DNS Resolution Failures
CoreDNS is supposed to handle DNS but breaks constantly:
- Service resolution works sporadically (like 70% of the time)
nslookup kubernetes.default
returnsSERVFAIL
- Apps can't find services that definitely exist
- DNS works from some pods but not others
What's actually wrong:
CoreDNS resource starvation - Default resource limits are garbage. 100m CPU isn't enough for any real load. Resource limits that look reasonable will throttle DNS under load.
## Check if CoreDNS is being throttled
kubectl top pods -n kube-system | grep coredns
kubectl describe deployment coredns -n kube-system | grep resources
Quick fix: Bump CoreDNS resources to 500m CPU and 512Mi memory. The default limits are a joke - whoever thought 100m CPU would handle a production cluster was clearly not running real workloads.
DNS config inconsistency - Different nodes have different DNS settings after upgrades. Kubelet configurations get out of sync.
## Check if DNS configs match across nodes
kubectl get pods -n kube-system -l k8s-app=kube-dns -o wide
kubectl describe configmap coredns -n kube-system
Network policies breaking DNS - Someone applied network policies without understanding they need to allow DNS traffic. Pods can ping by IP but can't resolve names.
Service Routing Issues
Kubernetes Services are load balancers that route traffic to pods. They break constantly.
You'll see:
kubectl get svc
shows endpoints exist- Direct pod access works:
curl pod-ip:8080
- Service access fails:
curl service-name:8080
- Load balancer says "no healthy targets"
What's broken:
Endpoint lag - The endpoint controller is slow updating when pods start/stop. Your service sends traffic to dead pods.

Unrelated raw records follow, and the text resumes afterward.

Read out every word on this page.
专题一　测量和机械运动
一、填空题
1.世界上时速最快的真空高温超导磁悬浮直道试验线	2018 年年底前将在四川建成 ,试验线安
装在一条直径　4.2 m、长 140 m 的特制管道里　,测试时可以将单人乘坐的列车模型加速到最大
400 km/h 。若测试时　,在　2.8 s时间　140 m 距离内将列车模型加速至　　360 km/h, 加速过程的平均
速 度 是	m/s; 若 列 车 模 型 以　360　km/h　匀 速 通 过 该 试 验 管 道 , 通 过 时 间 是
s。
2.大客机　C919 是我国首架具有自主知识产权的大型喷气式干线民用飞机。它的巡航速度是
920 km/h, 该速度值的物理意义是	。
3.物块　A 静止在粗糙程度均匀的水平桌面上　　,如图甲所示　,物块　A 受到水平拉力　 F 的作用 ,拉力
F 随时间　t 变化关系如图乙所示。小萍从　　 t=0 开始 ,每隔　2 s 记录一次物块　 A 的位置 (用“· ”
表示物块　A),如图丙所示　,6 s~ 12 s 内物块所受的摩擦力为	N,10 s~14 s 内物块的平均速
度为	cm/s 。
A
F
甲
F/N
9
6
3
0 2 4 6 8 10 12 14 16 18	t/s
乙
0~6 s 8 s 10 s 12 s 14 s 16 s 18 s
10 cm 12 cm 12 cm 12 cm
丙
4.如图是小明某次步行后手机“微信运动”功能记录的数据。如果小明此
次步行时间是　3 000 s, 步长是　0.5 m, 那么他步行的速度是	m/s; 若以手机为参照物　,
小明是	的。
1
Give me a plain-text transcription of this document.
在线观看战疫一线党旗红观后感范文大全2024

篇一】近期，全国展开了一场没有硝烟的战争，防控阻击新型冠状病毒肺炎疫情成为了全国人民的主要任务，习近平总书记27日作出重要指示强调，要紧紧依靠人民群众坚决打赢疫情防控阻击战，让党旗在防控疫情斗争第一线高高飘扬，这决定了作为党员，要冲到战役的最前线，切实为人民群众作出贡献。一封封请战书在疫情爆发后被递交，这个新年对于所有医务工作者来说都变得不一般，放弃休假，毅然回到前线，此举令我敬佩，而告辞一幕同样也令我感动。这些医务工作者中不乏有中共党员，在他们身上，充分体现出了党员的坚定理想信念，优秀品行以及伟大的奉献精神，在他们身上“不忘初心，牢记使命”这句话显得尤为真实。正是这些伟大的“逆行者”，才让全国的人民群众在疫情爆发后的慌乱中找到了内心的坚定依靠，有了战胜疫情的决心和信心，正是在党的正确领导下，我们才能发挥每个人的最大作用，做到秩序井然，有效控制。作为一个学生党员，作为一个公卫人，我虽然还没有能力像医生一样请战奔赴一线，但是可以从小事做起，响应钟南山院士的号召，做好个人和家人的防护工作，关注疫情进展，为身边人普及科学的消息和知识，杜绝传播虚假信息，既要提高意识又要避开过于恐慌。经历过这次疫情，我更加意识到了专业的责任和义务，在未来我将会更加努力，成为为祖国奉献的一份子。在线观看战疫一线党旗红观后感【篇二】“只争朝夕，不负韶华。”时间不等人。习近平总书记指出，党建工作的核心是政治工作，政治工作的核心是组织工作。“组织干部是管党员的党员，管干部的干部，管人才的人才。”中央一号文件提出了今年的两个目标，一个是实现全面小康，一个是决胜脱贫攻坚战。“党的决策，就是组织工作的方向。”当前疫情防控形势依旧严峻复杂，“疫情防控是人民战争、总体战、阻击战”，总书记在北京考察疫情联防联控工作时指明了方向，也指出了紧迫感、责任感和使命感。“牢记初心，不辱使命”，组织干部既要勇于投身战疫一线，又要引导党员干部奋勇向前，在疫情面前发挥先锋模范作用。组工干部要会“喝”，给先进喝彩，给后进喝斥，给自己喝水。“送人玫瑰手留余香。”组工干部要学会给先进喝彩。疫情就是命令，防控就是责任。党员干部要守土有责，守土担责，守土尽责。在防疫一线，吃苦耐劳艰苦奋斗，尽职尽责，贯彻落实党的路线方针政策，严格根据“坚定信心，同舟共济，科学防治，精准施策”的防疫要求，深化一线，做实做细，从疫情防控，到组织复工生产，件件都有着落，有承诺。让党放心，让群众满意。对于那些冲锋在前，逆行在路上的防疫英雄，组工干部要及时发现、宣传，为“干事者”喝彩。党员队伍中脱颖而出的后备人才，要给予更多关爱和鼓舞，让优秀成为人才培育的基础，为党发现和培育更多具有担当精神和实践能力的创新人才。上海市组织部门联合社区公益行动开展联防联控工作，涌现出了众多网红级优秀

## Check if endpoints match reality
kubectl get endpoints your-service -o yaml
kubectl get pods -l app=your-app -o wide
Mixed kube-proxy modes - Some nodes use iptables, others use ipvs. kube-proxy configuration is inconsistent after upgrades.
External Access Problems
Ingress controllers handle external traffic. They fail in spectacular ways:
- Ingress never gets an external IP
- 502 errors for services that work internally
- SSL cert issues causing browser warnings
- Traffic routes to wrong backends
Common failures:
Cloud LB integration broken - AWS ALB can't create load balancers due to IAM issues. GCP quota limits hit.
## Check ingress status
kubectl get ingress -A
kubectl describe ingress your-ingress
kubectl logs -n ingress-nginx deployment/ingress-nginx-controller
Cert-manager failures - cert-manager can't renew certs because DNS challenges fail or HTTP challenges are blocked.
Network Policy Hell
Network policies break legitimate traffic more than they block attacks. Default deny-all policies applied without understanding what needs to communicate.
## See what policies are blocking you
kubectl get networkpolicies -A
kubectl get namespaces --show-labels
The Debug Process That Actually Works
When everything's broken, use this order:
- Check CNI status
kubectl get nodes -o wide
kubectl describe nodes | grep Ready
- Test basic connectivity
kubectl run test --image=busybox --rm -it -- ping 8.8.8.8
- Verify DNS
kubectl exec test -- nslookup kubernetes.default
- Test service routing
kubectl exec test -- curl service-name:8080
- Check external access
kubectl exec test -- curl your-domain.com
Start here and work through systematically. Most networking issues are CNI problems, DNS throttling, or network policies blocking legitimate traffic.